Website takes voters beyond the political frenzy
In a political arena dogged by sound bites and catfights, a conversation rooted in depth and detail can make all the difference.
That's the idea behind U.S. Political Conventions and Campaigns, a free, nonpartisan website developed by Northeastern faculty and launched earlier this week. The website, which will be updated throughout the campaign season, serves as an online resource for both educators and individuals seeking more information.
"We want there to be something for everyone," said site creator Daniel Urman, director of the Law and Policy doctorate program in the College of Professional Studies. "It's for the high-school student getting ready to vote for the first time, someone following the campaigns on TV who wants to learn more and the seasoned political professional."
The site serves as a powerful educational resource, providing college faculty and high-school teachers with tools and quizzes designed to align with national educational standards in areas including civics, American history and government.
The site's content includes in-depth video interviews with more than 20 political insiders from across the political spectrum, including former Massachusetts state Senate minority leader Richard Tisei, a 1980 Reagan youth delegate and current Republican candidate for Congress in Massachusetts; Thalia Schlesinger, a 2008 Obama delegate; Richard Counts, a 2012 Romney delegate; and former Massachusetts governor Michael Dukakis, the 1988 Democratic nominee for president and a Distinguished Professor of Political Science at Northeastern.
"One of the reasons I teach these days is because I want to encourage young people to go into public service," Dukakis said in one of the site's videos, "Why Politics Matters." "There is nothing more important or more personally fulfilling and satisfying than being in a position where you can make a difference in the lives of your fellow citizens.
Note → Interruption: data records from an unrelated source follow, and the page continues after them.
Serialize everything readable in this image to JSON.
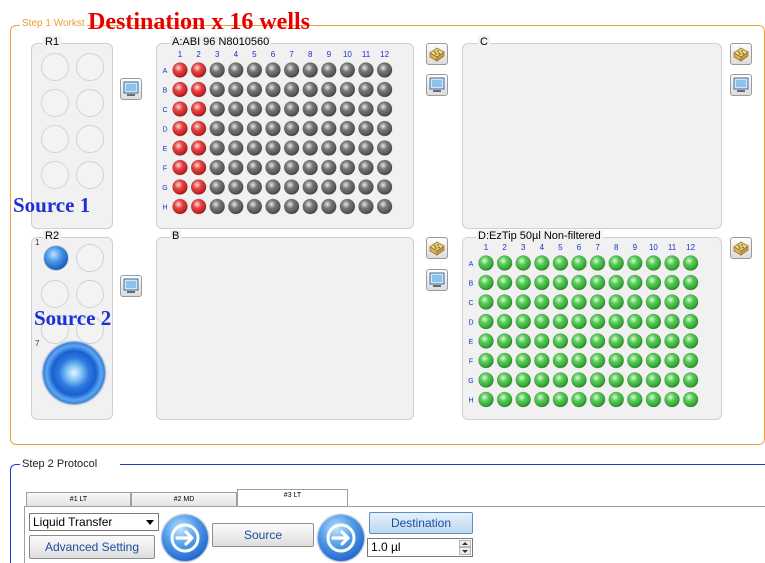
{
  "workstation": {
    "legend": "Step 1 Workst",
    "overlay_title": "Destination x 16 wells",
    "border_color": "#f0a23a"
  },
  "annotations": {
    "source1": "Source 1",
    "source2": "Source 2",
    "color": "#1d2fd6",
    "title_color": "#e60000"
  },
  "racks": {
    "r1": {
      "title": "R1"
    },
    "r2": {
      "title": "R2",
      "position_1": "1",
      "position_7": "7"
    }
  },
  "plates": {
    "a": {
      "title": "A:ABI 96 N8010560",
      "columns": [
        "1",
        "2",
        "3",
        "4",
        "5",
        "6",
        "7",
        "8",
        "9",
        "10",
        "11",
        "12"
      ],
      "rows": [
        "A",
        "B",
        "C",
        "D",
        "E",
        "F",
        "G",
        "H"
      ],
      "highlighted_columns": 2,
      "highlight_color": "#e21b1b",
      "well_color": "#5a5a5a"
    },
    "b": {
      "title": "B"
    },
    "c": {
      "title": "C"
    },
    "d": {
      "title": "D:EzTip 50µl Non-filtered",
      "columns": [
        "1",
        "2",
        "3",
        "4",
        "5",
        "6",
        "7",
        "8",
        "9",
        "10",
        "11",
        "12"
      ],
      "rows": [
        "A",
        "B",
        "C",
        "D",
        "E",
        "F",
        "G",
        "H"
      ],
      "well_color": "#2fc02f"
    }
  },
  "protocol": {
    "legend": "Step 2 Protocol",
    "tabs": [
      "#1 LT",
      "#2 MD",
      "#3 LT"
    ],
    "active_tab": 2,
    "operation_select": "Liquid Transfer",
    "advanced_setting": "Advanced Setting",
    "source_button": "Source",
    "destination_button": "Destination",
    "volume": "1.0 µl"
  }
}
That's really what politics and public service are all about."
Multimedia elements include information on topics such as American political history, campaign finance, public policy, party platforms and the evolving role of media and technology in government and campaigns.
"We are nonpartisan and we're offering depth, which sets us apart," Urman said. "We're providing details that are important to people's lives. Government touches every aspect of someone's life, whether they like it or not, so it is important to have an informed citizenry."
The political insiders who gave interviews for the website, Urman noted, were enthusiastic to participate in a project that approached government and politics as serious topics meriting close examination.
"They enjoyed the ability to speak for more than five seconds at a time," Urman said. "Many of our interviews were scheduled for 20 minutes but went well over an hour. Of course, that frustrated our editors, but it showed how these experts appreciated the opportunity to discuss these important topics in greater depth."